Setting Up a Kitchen? Here Are Strategies for Picking Among the Pans (and More)
Wednesday, March 22, 2006
Alicia Vincent and Jason Saputo started cooking together at Old Dominion University. They used his parents' kitchen equipment when they cooked on weekends at his family's townhouse in Norfolk or her parents' equipment when they visited their home in Virginia Beach.
The first meal he made for her was shrimp scampi. "That was before I knew she was allergic to shellfish," he says.
Her first dinner for him was steak and potatoes. "I wanted to make something that would make him say 'Wow, I want some more of that,' " she says.
Over time, they acquired some hand-me-down cookware and bought a few essentials -- an electric coffeepot, a microwave oven. But the really old stuff will be tossed aside after their September wedding. "We want to start out clean," she says.
Outfitting a first kitchen can be daunting. Where do you begin? How much does it cost? Does good equipment make a difference? Does buying cookware in those tantalizing sets make sense? If a couple is choosing, whose taste, cooking and eating habits should the choices reflect?
Vincent, 25, until recently an Army second lieutenant stationed at Fort Stewart, Ga., and Saputo, 24, a database administrator, are wrestling with those questions as they plan their wedding.
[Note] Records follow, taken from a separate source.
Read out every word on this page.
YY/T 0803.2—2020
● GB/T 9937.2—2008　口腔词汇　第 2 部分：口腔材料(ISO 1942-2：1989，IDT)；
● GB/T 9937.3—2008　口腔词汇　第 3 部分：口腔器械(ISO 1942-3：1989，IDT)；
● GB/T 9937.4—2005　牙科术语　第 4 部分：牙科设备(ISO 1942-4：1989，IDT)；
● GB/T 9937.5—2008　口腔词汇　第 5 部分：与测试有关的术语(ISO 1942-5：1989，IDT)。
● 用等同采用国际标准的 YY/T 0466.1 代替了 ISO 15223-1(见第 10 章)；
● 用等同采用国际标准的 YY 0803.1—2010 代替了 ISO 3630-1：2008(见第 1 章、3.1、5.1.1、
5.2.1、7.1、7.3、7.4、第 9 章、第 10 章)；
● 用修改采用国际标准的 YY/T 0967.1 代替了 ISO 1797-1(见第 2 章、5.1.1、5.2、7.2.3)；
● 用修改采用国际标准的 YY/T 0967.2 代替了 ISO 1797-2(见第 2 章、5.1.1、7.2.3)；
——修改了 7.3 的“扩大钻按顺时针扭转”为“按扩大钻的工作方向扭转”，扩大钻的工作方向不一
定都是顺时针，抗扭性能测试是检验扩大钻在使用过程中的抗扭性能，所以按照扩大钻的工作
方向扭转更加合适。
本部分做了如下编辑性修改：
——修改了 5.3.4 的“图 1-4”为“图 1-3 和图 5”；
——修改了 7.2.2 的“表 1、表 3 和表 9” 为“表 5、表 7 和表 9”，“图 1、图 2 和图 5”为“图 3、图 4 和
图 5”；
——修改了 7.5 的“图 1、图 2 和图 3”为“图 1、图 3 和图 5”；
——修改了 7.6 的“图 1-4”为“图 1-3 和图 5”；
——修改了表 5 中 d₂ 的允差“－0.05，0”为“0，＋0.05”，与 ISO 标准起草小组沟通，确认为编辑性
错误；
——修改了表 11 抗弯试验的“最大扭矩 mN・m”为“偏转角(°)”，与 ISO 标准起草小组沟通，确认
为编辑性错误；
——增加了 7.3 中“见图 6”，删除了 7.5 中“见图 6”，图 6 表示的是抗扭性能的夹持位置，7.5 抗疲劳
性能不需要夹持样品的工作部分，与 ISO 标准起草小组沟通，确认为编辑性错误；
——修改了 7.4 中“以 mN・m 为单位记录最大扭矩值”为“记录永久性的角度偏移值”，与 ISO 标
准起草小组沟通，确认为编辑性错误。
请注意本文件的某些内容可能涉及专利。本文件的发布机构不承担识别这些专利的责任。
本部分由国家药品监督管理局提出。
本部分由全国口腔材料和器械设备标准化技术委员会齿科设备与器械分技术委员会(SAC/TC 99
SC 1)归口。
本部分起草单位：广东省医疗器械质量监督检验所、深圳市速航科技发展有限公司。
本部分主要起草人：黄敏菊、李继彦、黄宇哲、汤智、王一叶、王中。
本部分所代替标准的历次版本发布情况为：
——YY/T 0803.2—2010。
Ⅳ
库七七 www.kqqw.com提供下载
The couple prefers eating in to eating out. "You know what's going into the food so it's healthier," she says. She likes to try new recipes from the cookbooks she takes out of the library and loves to bake. He's a grill master, and, according to Vincent, makes the best oatmeal cookies in the world. Their favorite television program is Food Network's "Good Eats" with its popular host, Alton Brown.
Russell Shultz, a bridal registry consultant at Bed, Bath and Beyond, where the couple has registered, asks his clients questions before they select a single pot. The first: "Do you like to cook?" is quickly followed by "What do you like to cook?"
For example, if he's helping customers who like to cook traditional dishes, he guides them to stainless pots and pans or infused anodized aluminum cookware. "They do a better job of searing meats and caramelizing" sauces, he says. When clients are more inclined to low-fat cooking, he often steers them to nonstick cookware, "because very little fat is needed."
Shultz asks lifestyle questions, too, such as whether people are willing to wash pots and pans by hand (as Vincent and Saputo are). "Some people don't want anything they can't put in the dishwasher," Shultz says.
He usually skips the "what is your budget" issue because that's rarely relevant to a bridal registry. But what friends and family can afford is.
Nancy Pollard, owner of La Cuisine, a specialty cookware store in Alexandria, counsels customers to choose only equipment that suits their cooking style. Cookware is often sold in beguiling sets that cost less than buying the pots and pans individually, but the sets "aren't designed with individual cooking needs in mind," she says. "You might be the kind of cook that needs three saucepans the same size, but never the tiresome casserole in the wrong size that seems to be included in almost every set."